Pierre Valdo qui s'ouvrit de cette déconvenue à un ami érudit s'entendit répondre " … tu te rends compte où cela nous entraîne. Savoir lire c'est peut-être un jour contester tout le savant édifice de règles, de canons, de dogmes que l'Église a élaborés depuis plus d'un millénaire".

La croix des humiliés, premier tome de la trilogie, situe son intrigue romanesque à la fin du XVème siècle dans les vallées alpines. Pourchassés par l'église officielle de Rome, les Vaudois avaient essaimé. Forcés qu'ils étaient d'investir les lieux les plus inhospitaliers pour pouvoir vivre leur foi en relative tranquillité; foi qui n'était, rappelons-le, rien d'autre que la stricte observance des évangiles.
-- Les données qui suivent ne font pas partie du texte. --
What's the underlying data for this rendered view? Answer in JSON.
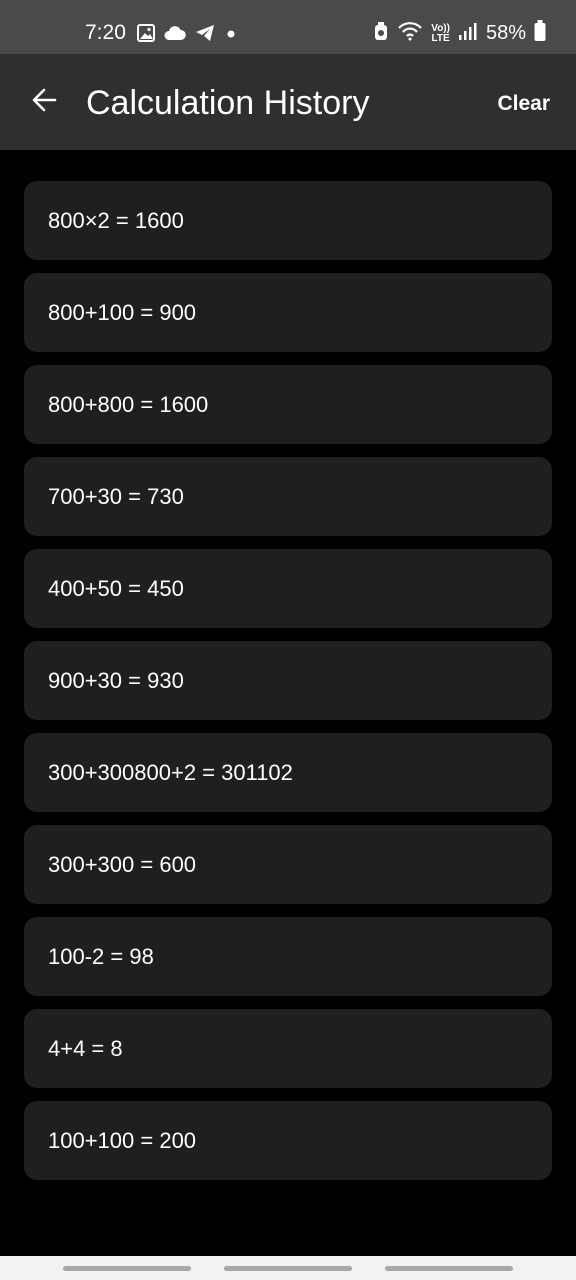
{
  "status_bar": {
    "time": "7:20",
    "battery": "58%",
    "network_label_top": "Vo))",
    "network_label_bottom": "LTE",
    "icons": [
      "image-icon",
      "cloud-icon",
      "telegram-icon",
      "dot-icon",
      "alarm-icon",
      "wifi-icon",
      "volte-icon",
      "signal-icon",
      "battery-icon"
    ]
  },
  "app_bar": {
    "title": "Calculation History",
    "clear_label": "Clear",
    "back_icon": "arrow-left-icon"
  },
  "history": [
    "800×2 = 1600",
    "800+100 = 900",
    "800+800 = 1600",
    "700+30 = 730",
    "400+50 = 450",
    "900+30 = 930",
    "300+300800+2 = 301102",
    "300+300 = 600",
    "100-2 = 98",
    "4+4 = 8",
    "100+100 = 200"
  ],
  "colors": {
    "status_bar_bg": "#4a4a4a",
    "app_bar_bg": "#2f2f2f",
    "page_bg": "#000000",
    "card_bg": "#1f1f1f",
    "text": "#ffffff"
  }
}
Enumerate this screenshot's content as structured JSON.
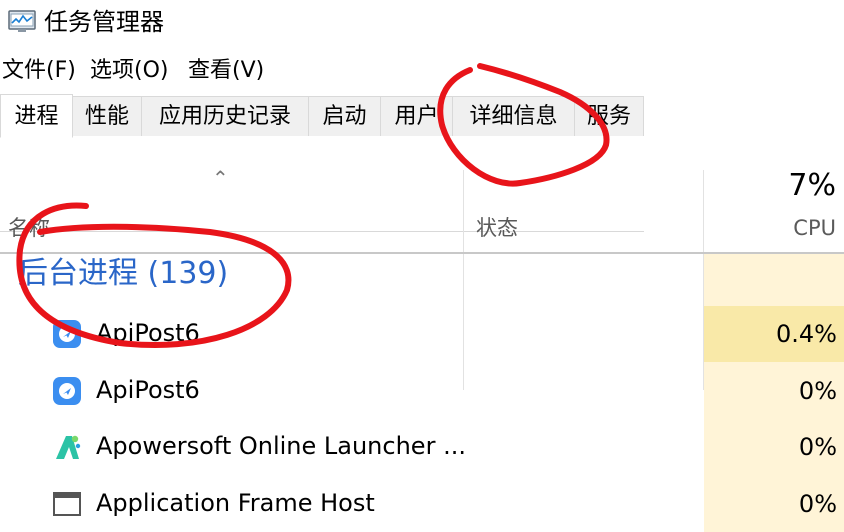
{
  "window": {
    "title": "任务管理器",
    "icon": "task-manager-icon"
  },
  "menu": {
    "items": [
      "文件(F)",
      "选项(O)",
      "查看(V)"
    ]
  },
  "tabs": {
    "items": [
      "进程",
      "性能",
      "应用历史记录",
      "启动",
      "用户",
      "详细信息",
      "服务"
    ],
    "active": "进程"
  },
  "columns": {
    "name_label": "名称",
    "status_label": "状态",
    "cpu_percent": "7%",
    "cpu_label": "CPU"
  },
  "group": {
    "title": "后台进程 (139)"
  },
  "processes": [
    {
      "name": "ApiPost6",
      "cpu": "0.4%",
      "icon": "apipost-icon"
    },
    {
      "name": "ApiPost6",
      "cpu": "0%",
      "icon": "apipost-icon"
    },
    {
      "name": "Apowersoft Online Launcher ...",
      "cpu": "0%",
      "icon": "apowersoft-icon"
    },
    {
      "name": "Application Frame Host",
      "cpu": "0%",
      "icon": "app-window-icon"
    }
  ],
  "colors": {
    "group_title": "#2a66c8",
    "cpu_highlight": "#f9e9a8",
    "cpu_light": "#fff4d7",
    "annotation": "#e8141a"
  }
}
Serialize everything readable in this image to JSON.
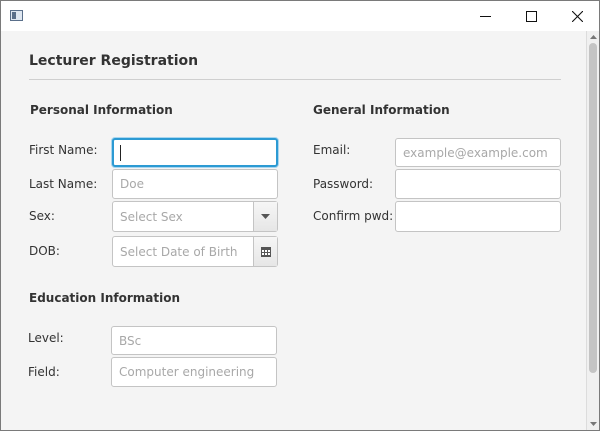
{
  "window": {
    "icon": "app-window-icon",
    "controls": [
      "minimize-icon",
      "maximize-icon",
      "close-icon"
    ]
  },
  "form": {
    "title": "Lecturer Registration",
    "personal": {
      "heading": "Personal Information",
      "first_name_label": "First Name:",
      "first_name_value": "",
      "last_name_label": "Last Name:",
      "last_name_placeholder": "Doe",
      "sex_label": "Sex:",
      "sex_placeholder": "Select Sex",
      "dob_label": "DOB:",
      "dob_placeholder": "Select Date of Birth"
    },
    "general": {
      "heading": "General Information",
      "email_label": "Email:",
      "email_placeholder": "example@example.com",
      "password_label": "Password:",
      "confirm_label": "Confirm pwd:"
    },
    "education": {
      "heading": "Education Information",
      "level_label": "Level:",
      "level_placeholder": "BSc",
      "field_label": "Field:",
      "field_placeholder": "Computer engineering"
    }
  },
  "colors": {
    "focus": "#2c9ad3",
    "background": "#f4f4f4"
  }
}
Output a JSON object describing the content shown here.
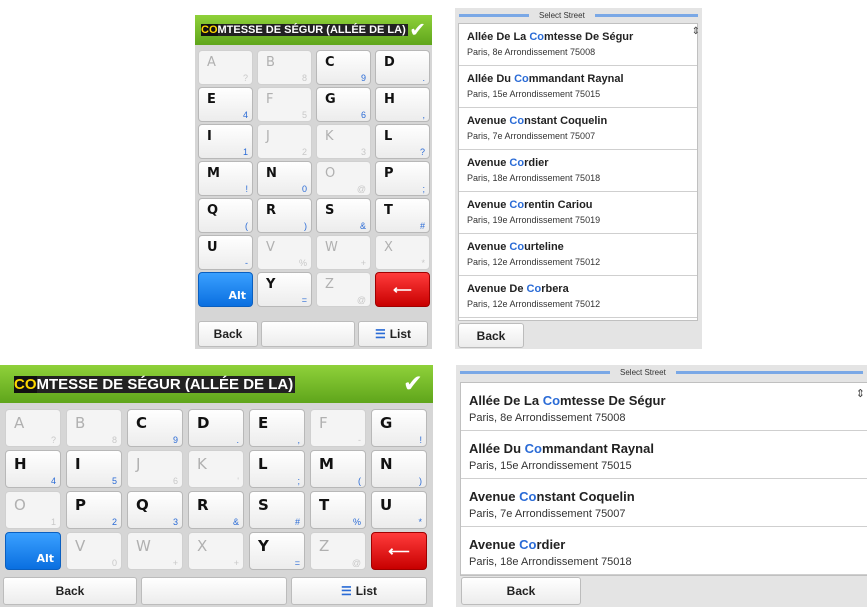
{
  "keyboard": {
    "typed_match": "CO",
    "typed_rest": "MTESSE DE SÉGUR (ALLÉE DE LA)",
    "alt_label": "Alt",
    "delete_symbol": "⟵",
    "back_label": "Back",
    "list_label": "List",
    "list_icon": "☰",
    "check_icon": "✔",
    "small_rows": [
      [
        {
          "c": "A",
          "s": "?",
          "d": true
        },
        {
          "c": "B",
          "s": "8",
          "d": true
        },
        {
          "c": "C",
          "s": "9",
          "d": false
        },
        {
          "c": "D",
          "s": ".",
          "d": false
        }
      ],
      [
        {
          "c": "E",
          "s": "4",
          "d": false
        },
        {
          "c": "F",
          "s": "5",
          "d": true
        },
        {
          "c": "G",
          "s": "6",
          "d": false
        },
        {
          "c": "H",
          "s": ",",
          "d": false
        }
      ],
      [
        {
          "c": "I",
          "s": "1",
          "d": false
        },
        {
          "c": "J",
          "s": "2",
          "d": true
        },
        {
          "c": "K",
          "s": "3",
          "d": true
        },
        {
          "c": "L",
          "s": "?",
          "d": false
        }
      ],
      [
        {
          "c": "M",
          "s": "!",
          "d": false
        },
        {
          "c": "N",
          "s": "0",
          "d": false
        },
        {
          "c": "O",
          "s": "@",
          "d": true
        },
        {
          "c": "P",
          "s": ";",
          "d": false
        }
      ],
      [
        {
          "c": "Q",
          "s": "(",
          "d": false
        },
        {
          "c": "R",
          "s": ")",
          "d": false
        },
        {
          "c": "S",
          "s": "&",
          "d": false
        },
        {
          "c": "T",
          "s": "#",
          "d": false
        }
      ],
      [
        {
          "c": "U",
          "s": "-",
          "d": false
        },
        {
          "c": "V",
          "s": "%",
          "d": true
        },
        {
          "c": "W",
          "s": "+",
          "d": true
        },
        {
          "c": "X",
          "s": "*",
          "d": true
        }
      ],
      [
        {
          "c": "",
          "s": "",
          "d": false,
          "t": "alt"
        },
        {
          "c": "Y",
          "s": "=",
          "d": false
        },
        {
          "c": "Z",
          "s": "@",
          "d": true
        },
        {
          "c": "",
          "s": "",
          "d": false,
          "t": "del"
        }
      ]
    ],
    "large_rows": [
      [
        {
          "c": "A",
          "s": "?",
          "d": true
        },
        {
          "c": "B",
          "s": "8",
          "d": true
        },
        {
          "c": "C",
          "s": "9",
          "d": false
        },
        {
          "c": "D",
          "s": ".",
          "d": false
        },
        {
          "c": "E",
          "s": ",",
          "d": false
        },
        {
          "c": "F",
          "s": "-",
          "d": true
        },
        {
          "c": "G",
          "s": "!",
          "d": false
        }
      ],
      [
        {
          "c": "H",
          "s": "4",
          "d": false
        },
        {
          "c": "I",
          "s": "5",
          "d": false
        },
        {
          "c": "J",
          "s": "6",
          "d": true
        },
        {
          "c": "K",
          "s": "'",
          "d": true
        },
        {
          "c": "L",
          "s": ";",
          "d": false
        },
        {
          "c": "M",
          "s": "(",
          "d": false
        },
        {
          "c": "N",
          "s": ")",
          "d": false
        }
      ],
      [
        {
          "c": "O",
          "s": "1",
          "d": true
        },
        {
          "c": "P",
          "s": "2",
          "d": false
        },
        {
          "c": "Q",
          "s": "3",
          "d": false
        },
        {
          "c": "R",
          "s": "&",
          "d": false
        },
        {
          "c": "S",
          "s": "#",
          "d": false
        },
        {
          "c": "T",
          "s": "%",
          "d": false
        },
        {
          "c": "U",
          "s": "*",
          "d": false
        }
      ],
      [
        {
          "c": "",
          "s": "",
          "d": false,
          "t": "alt"
        },
        {
          "c": "V",
          "s": "0",
          "d": true
        },
        {
          "c": "W",
          "s": "+",
          "d": true
        },
        {
          "c": "X",
          "s": "+",
          "d": true
        },
        {
          "c": "Y",
          "s": "=",
          "d": false
        },
        {
          "c": "Z",
          "s": "@",
          "d": true
        },
        {
          "c": "",
          "s": "",
          "d": false,
          "t": "del"
        }
      ]
    ]
  },
  "streets": {
    "header": "Select Street",
    "back_label": "Back",
    "scroll_icon": "⇕",
    "items": [
      {
        "pre": "Allée De La ",
        "match": "Co",
        "post": "mtesse De Ségur",
        "addr": "Paris, 8e Arrondissement 75008"
      },
      {
        "pre": "Allée Du ",
        "match": "Co",
        "post": "mmandant Raynal",
        "addr": "Paris, 15e Arrondissement 75015"
      },
      {
        "pre": "Avenue ",
        "match": "Co",
        "post": "nstant Coquelin",
        "addr": "Paris, 7e Arrondissement 75007"
      },
      {
        "pre": "Avenue ",
        "match": "Co",
        "post": "rdier",
        "addr": "Paris, 18e Arrondissement 75018"
      },
      {
        "pre": "Avenue ",
        "match": "Co",
        "post": "rentin Cariou",
        "addr": "Paris, 19e Arrondissement 75019"
      },
      {
        "pre": "Avenue ",
        "match": "Co",
        "post": "urteline",
        "addr": "Paris, 12e Arrondissement 75012"
      },
      {
        "pre": "Avenue De ",
        "match": "Co",
        "post": "rbera",
        "addr": "Paris, 12e Arrondissement 75012"
      }
    ]
  }
}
Or, parait-il que les évangiles n'envisagent pas de vivre dans le luxe et la luxure. Pierre Valdo avait donc eu le tort d'ouvrir les yeux de ses disciples à ces travers dans lesquels se vautraient la curie romaine et toute sa hiérarchie épiscopale dont on connaît trop la toute puissance en ces temps d'obscurantisme. Cette dernière a donc mis sur pied cette formidable juridiction ecclésiastique d'exception taillée sur mesure pour préserver ses monopole et intérêts, et faire retourner le manant éclairé aux ténèbres de l'ignorance : l'inquisition.

Et l'évêque menaçant Pierre Valdo de haranguer : "Il serait trop long de vous expliquer les mystères de la Sainte Trinité, de l'incarnation, et de la consubstantialité. Nous avons pensé pour les pauvres qui n'ont qu'un seul effort à fournir : croire."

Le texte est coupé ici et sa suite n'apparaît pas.